A sensação que existe, e que está enraizada em termos sociais, é que o Estado não corresponde ao que dele se espera perante o desporto, mas que o desporto e as suas organizações também estão longe de perceber o que podem esperar do Estado.
A experiência ensinou-nos que tem sido mais fácil enunciar o problema do que resolvê-lo.

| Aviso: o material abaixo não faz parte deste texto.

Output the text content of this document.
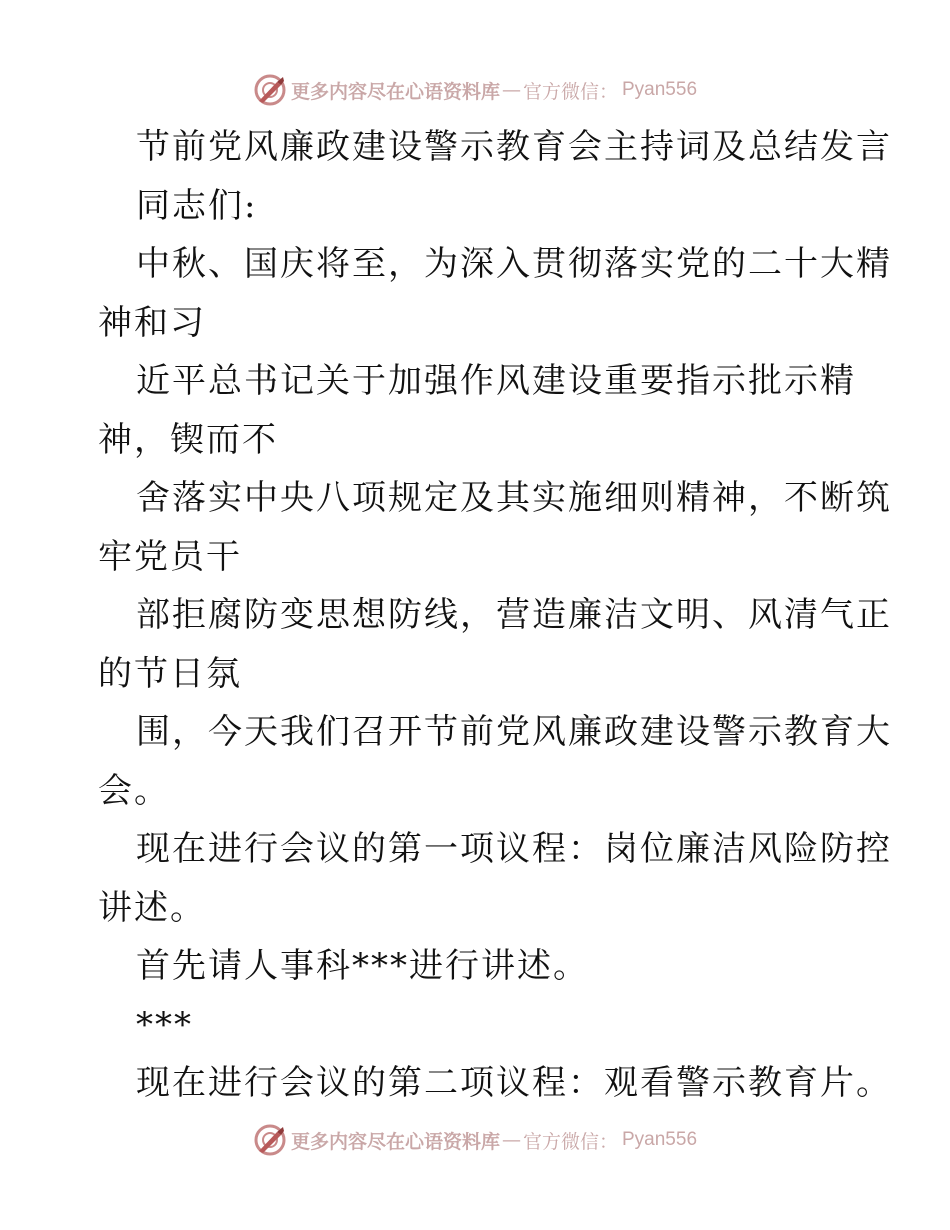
更多内容尽在心语资料库 — 官方微信： Pyan556
节前党风廉政建设警示教育会主持词及总结发言
同志们:
中秋、国庆将至，为深入贯彻落实党的二十大精
神和习
近平总书记关于加强作风建设重要指示批示精
神，锲而不
舍落实中央八项规定及其实施细则精神，不断筑
牢党员干
部拒腐防变思想防线，营造廉洁文明、风清气正
的节日氛
围，今天我们召开节前党风廉政建设警示教育大
会。
现在进行会议的第一项议程：岗位廉洁风险防控
讲述。
首先请人事科***进行讲述。
***
现在进行会议的第二项议程：观看警示教育片。
更多内容尽在心语资料库 — 官方微信： Pyan556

E, por isso, apreciamos tudo quanto, projectando o futuro desportivo do país não tem necessidade de recorrer apenas à lógica do patrocínio ou da tutela do Estado.
O recente projecto de apoio à preparação olímpica celebrado entre quem é responsável por essa preparação (o Comité Olímpico de Portugal) e um conjunto de universidades portuguesas lideradas pela Faculdade do Desporto da Universidade do Porto rompe, esperamos que definitivamente, com a governamentalização da preparação olímpica e com o(s) governo(s) a meter(em)-se, onde não tinha(m) vocação, nem capacidade , impondo regras e procedimentos em nome de ser(em) a parte financiadora mais significativa.
A preparação desportiva deve ser deixada a quem tem responsabilidades desportivas e capacidades técnicas e científicas.Ao Estado cabe contratualizar objectivos de participação desportiva de acordo com os meios de apoio que está disponível para conceder, avaliar os resultados desportivos alcançados e a boa aplicação dos apoios concedidos.
O acordo celebrado é um exemplo de uma nova mentalidade com a qual só temos a ganhar. Aproveitar recursos, capacidades e conhecimentos que o país possui e colocá-los ao serviço de um projecto nacional é romper com décadas de comodismo, de falta de iniciativa e de desperdícios. É deixar de esperar que um outro ( o Estado) faça aquilo que é sempre melhor feito por quem tem sensibilidade e conhecimento.
Um Estado “inteligente” devia ficar feliz por não ter estado na fotografia. Mas se ficou infeliz é porque ainda não percebeu qual deve ser o seu papel. Paciência.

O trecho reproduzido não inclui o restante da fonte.